KCIST Colloquium - Mastering New Visual Understanding Tasks in 3D Scenes with Efficient Learning

  • Venue:

    Adenauerring 2, Bldg. 50.20, Room 148, 76131 Karlsruhe

  • Date:

    25 May 2023, 10:00

  • Speaker:

    Assistant Professor Ziad Al-Halah, The University of Utah

    Ziad Al-Halah is an Assistant Professor of Computer Science in The University of Utah. Before the UofU, Ziad was a Postdoc in the University of Texas at Austin, working with Prof. Kristen Grauman. He received his PhD in CS from Karlsruhe Institute of Technology, advised by Prof. Rainer Stiefelhagen. His research in Computer Vision and AI aims to develop intelligent machines that perceive and understand the world around them, and that can transfer and adapt their previous experience to learn new visual tasks faster, better, and while using limited supervision and resources. Ziad publishes regularly in top tier Computer Vision and AI conferences (CVPR, ICCV, ECCV, ICLR, NeurIPS). His work has been recognized with a best paper award (ICPR’14) and as the first place winner of the Habitat Challenge (PointNav) at CVPR'20 and the Textbook Question Answering Challenge (TQA) at CVPR'17.

  • Abstract:

    In the age of deep neural networks, advances in Computer Vision research have reached an outstanding level of performance, sometimes matching that of a human expert for certain tasks. However, these developments often come at a substantial hidden cost in the form of large-scale manually labeled data or use of massive computation resources. Most concerning, ask these models to do a slightly different version of the task they learned, and they will fail completely.
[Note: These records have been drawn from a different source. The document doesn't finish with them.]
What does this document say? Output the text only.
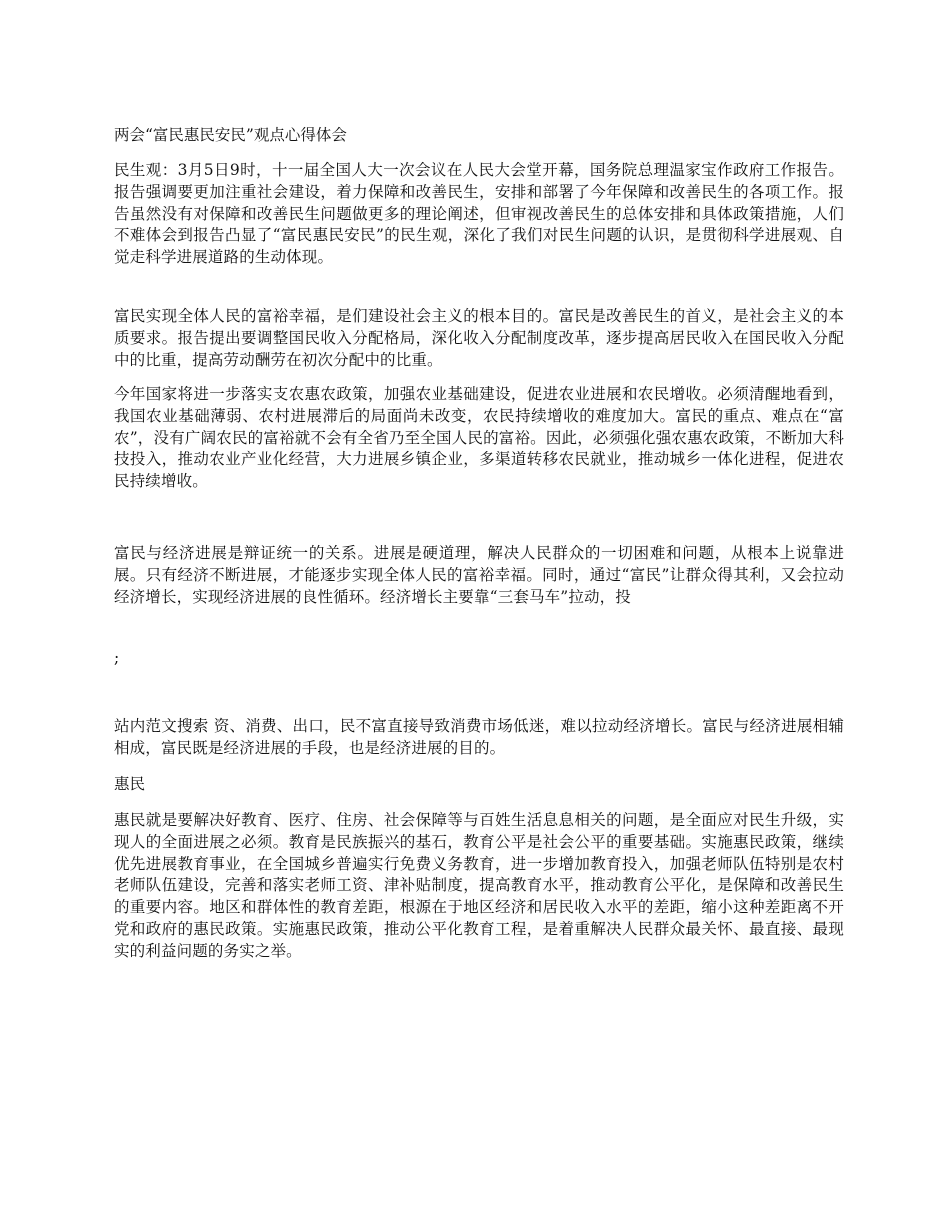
两会“富民惠民安民”观点心得体会

民生观：3月5日9时，十一届全国人大一次会议在人民大会堂开幕，国务院总理温家宝作政府工作报告。报告强调要更加注重社会建设，着力保障和改善民生，安排和部署了今年保障和改善民生的各项工作。报告虽然没有对保障和改善民生问题做更多的理论阐述，但审视改善民生的总体安排和具体政策措施，人们不难体会到报告凸显了“富民惠民安民”的民生观，深化了我们对民生问题的认识，是贯彻科学进展观、自觉走科学进展道路的生动体现。

富民实现全体人民的富裕幸福，是们建设社会主义的根本目的。富民是改善民生的首义，是社会主义的本质要求。报告提出要调整国民收入分配格局，深化收入分配制度改革，逐步提高居民收入在国民收入分配中的比重，提高劳动酬劳在初次分配中的比重。

今年国家将进一步落实支农惠农政策，加强农业基础建设，促进农业进展和农民增收。必须清醒地看到，我国农业基础薄弱、农村进展滞后的局面尚未改变，农民持续增收的难度加大。富民的重点、难点在“富农”，没有广阔农民的富裕就不会有全省乃至全国人民的富裕。因此，必须强化强农惠农政策，不断加大科技投入，推动农业产业化经营，大力进展乡镇企业，多渠道转移农民就业，推动城乡一体化进程，促进农民持续增收。

富民与经济进展是辩证统一的关系。进展是硬道理，解决人民群众的一切困难和问题，从根本上说靠进展。只有经济不断进展，才能逐步实现全体人民的富裕幸福。同时，通过“富民”让群众得其利，又会拉动经济增长，实现经济进展的良性循环。经济增长主要靠“三套马车”拉动，投

;

站内范文搜索 资、消费、出口，民不富直接导致消费市场低迷，难以拉动经济增长。富民与经济进展相辅相成，富民既是经济进展的手段，也是经济进展的目的。

惠民

惠民就是要解决好教育、医疗、住房、社会保障等与百姓生活息息相关的问题，是全面应对民生升级，实现人的全面进展之必须。教育是民族振兴的基石，教育公平是社会公平的重要基础。实施惠民政策，继续优先进展教育事业，在全国城乡普遍实行免费义务教育，进一步增加教育投入，加强老师队伍特别是农村老师队伍建设，完善和落实老师工资、津补贴制度，提高教育水平，推动教育公平化，是保障和改善民生的重要内容。地区和群体性的教育差距，根源在于地区经济和居民收入水平的差距，缩小这种差距离不开党和政府的惠民政策。实施惠民政策，推动公平化教育工程，是着重解决人民群众最关怀、最直接、最现实的利益问题的务实之举。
In contrast, people learn new things from very little data, and we can solve new tasks with great efficiency by tapping into our previous experience. Towards achieving this remarkable ability in machines, in my research, I develop intelligent visual agents that efficiently re-use previous experiences and skills to solve a new visual task, while requiring limited supervision and computation. In this talk, I will discuss how we can create autonomous agents that learn common sense re-usable visual reasoning skills and behaviors that enable them to interact, explore, navigate, and search for objects in a 3D space while using between 6X and 35X less training data.